ProductCon NY 2026: How winning SaaS companies are transitioning to AI-native

This panel from ProductCon New York 2026 (May 20) brings together product leaders from four enterprise SaaS companies—Birkan Icacan from Enterpret, Aditya Ganjam from Conviva, Vijay Umapathy from Contentsquare, and Phillip Badger from Lucid Software—for a conversation about what transitioning to AI-native actually means inside an existing B2B product. Rebecca Geraghty of Publicis Media moderates.

The framing rejects the idea that AI will structurally eliminate SaaS subscription businesses. The panelists argue that businesses continue to value predictable pricing, governed infrastructure, and trusted vendors—and that enterprise requirements around compliance, security, and uptime are becoming more important as AI deployments scale, not less. The conversation focuses on the messy middle: what changes in product strategy, team structure, and delivery when you are not building an AI-first startup from scratch but adapting an existing product with an existing customer base.

The panel is most useful for PMs and product leaders at established SaaS companies who need frameworks for explaining the transition pace to stakeholders, or for PMs working on enterprise AI features where governance and context are first-class requirements.

Key takeaways:

  1. The competitive moat has shifted from features to governed infrastructure. Badger made the case that when source code is cheap or free, the differentiator is whether a company can deliver a trusted, governed, and context-aware environment for high-stakes decisions. Enterprises evaluating AI vendors are increasingly asking about data provenance and access control rather than demo performance.

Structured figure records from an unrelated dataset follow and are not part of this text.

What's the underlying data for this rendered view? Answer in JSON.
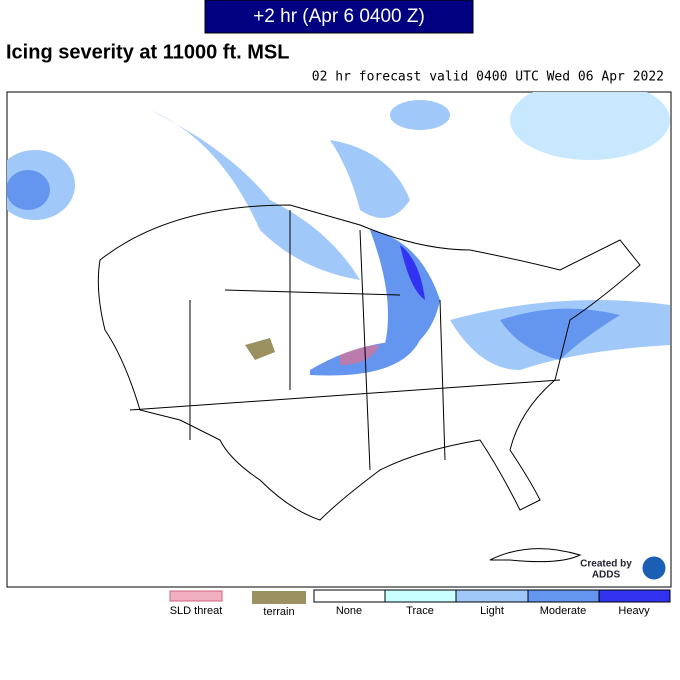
{
  "header": {
    "title": "+2 hr (Apr 6 0400 Z)"
  },
  "title": "Icing severity at 11000 ft. MSL",
  "subtitle": "02 hr forecast valid 0400 UTC Wed 06 Apr 2022",
  "legend": {
    "sld": "SLD threat",
    "terrain": "terrain",
    "scale": [
      "None",
      "Trace",
      "Light",
      "Moderate",
      "Heavy"
    ]
  },
  "credit": {
    "line1": "Created by",
    "line2": "ADDS"
  }
}
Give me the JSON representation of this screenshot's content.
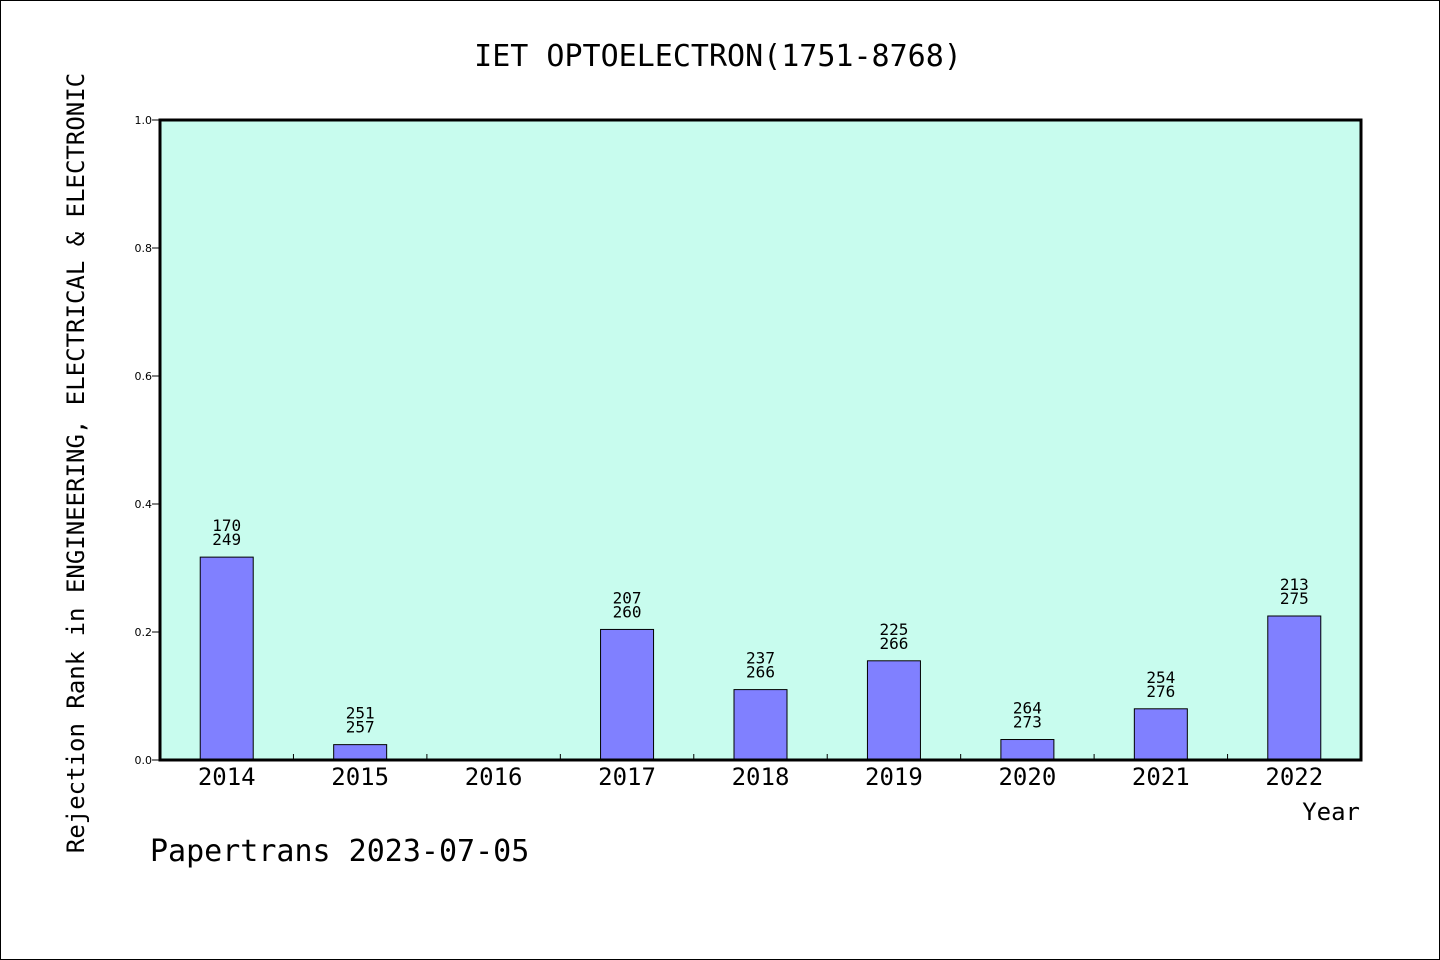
{
  "footer_note": "Papertrans 2023-07-05",
  "colors": {
    "plot_background": "#c8fcee",
    "bar_fill": "#8080ff",
    "bar_stroke": "#000000",
    "axis": "#000000"
  },
  "chart_data": {
    "type": "bar",
    "title": "IET OPTOELECTRON(1751-8768)",
    "xlabel": "Year",
    "ylabel": "Rejection Rank in ENGINEERING, ELECTRICAL & ELECTRONIC",
    "ylim": [
      0,
      1.0
    ],
    "yticks": [
      "0.0",
      "0.2",
      "0.4",
      "0.6",
      "0.8",
      "1.0"
    ],
    "grid": false,
    "categories": [
      "2014",
      "2015",
      "2016",
      "2017",
      "2018",
      "2019",
      "2020",
      "2021",
      "2022"
    ],
    "values": [
      0.317,
      0.024,
      0,
      0.204,
      0.11,
      0.155,
      0.032,
      0.08,
      0.225
    ],
    "bar_labels": [
      [
        "170",
        "249"
      ],
      [
        "251",
        "257"
      ],
      null,
      [
        "207",
        "260"
      ],
      [
        "237",
        "266"
      ],
      [
        "225",
        "266"
      ],
      [
        "264",
        "273"
      ],
      [
        "254",
        "276"
      ],
      [
        "213",
        "275"
      ]
    ]
  }
}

  2. Products now have two distinct types of users. Icacan shared that at Enterpret, one-third of users now engage via an MCP server rather than the UI. This means product teams need to design for machine access as a first-class use case from the start, not retrofit it afterward. APIs and CLIs have become primary interfaces for a growing segment of real users, not just developer add-ons.

  3. AI has changed who can build, but not what enterprise deployments require. The panel agreed that prototyping is now accessible to a much broader audience through vibe coding and low-code AI tools, which has changed how teams explore solutions. However, building enterprise-grade systems—with governance, performance at scale, and integration complexity—remains a different category of work from demo to production.

  4. The roadmap question has changed from prioritization to layer identification. Rather than prioritizing features against each other, the strategic move the panelists recommend is identifying which product layers are being commoditized by AI and which remain proprietary. Teams that are honest about this distinction can concentrate investment on what will still be defensible in three years.

Worth watching if you are responsible for an AI feature roadmap at a company with existing enterprise customers and need concrete frameworks for explaining to leadership why the AI-native transition takes longer and costs more than the prototype suggested.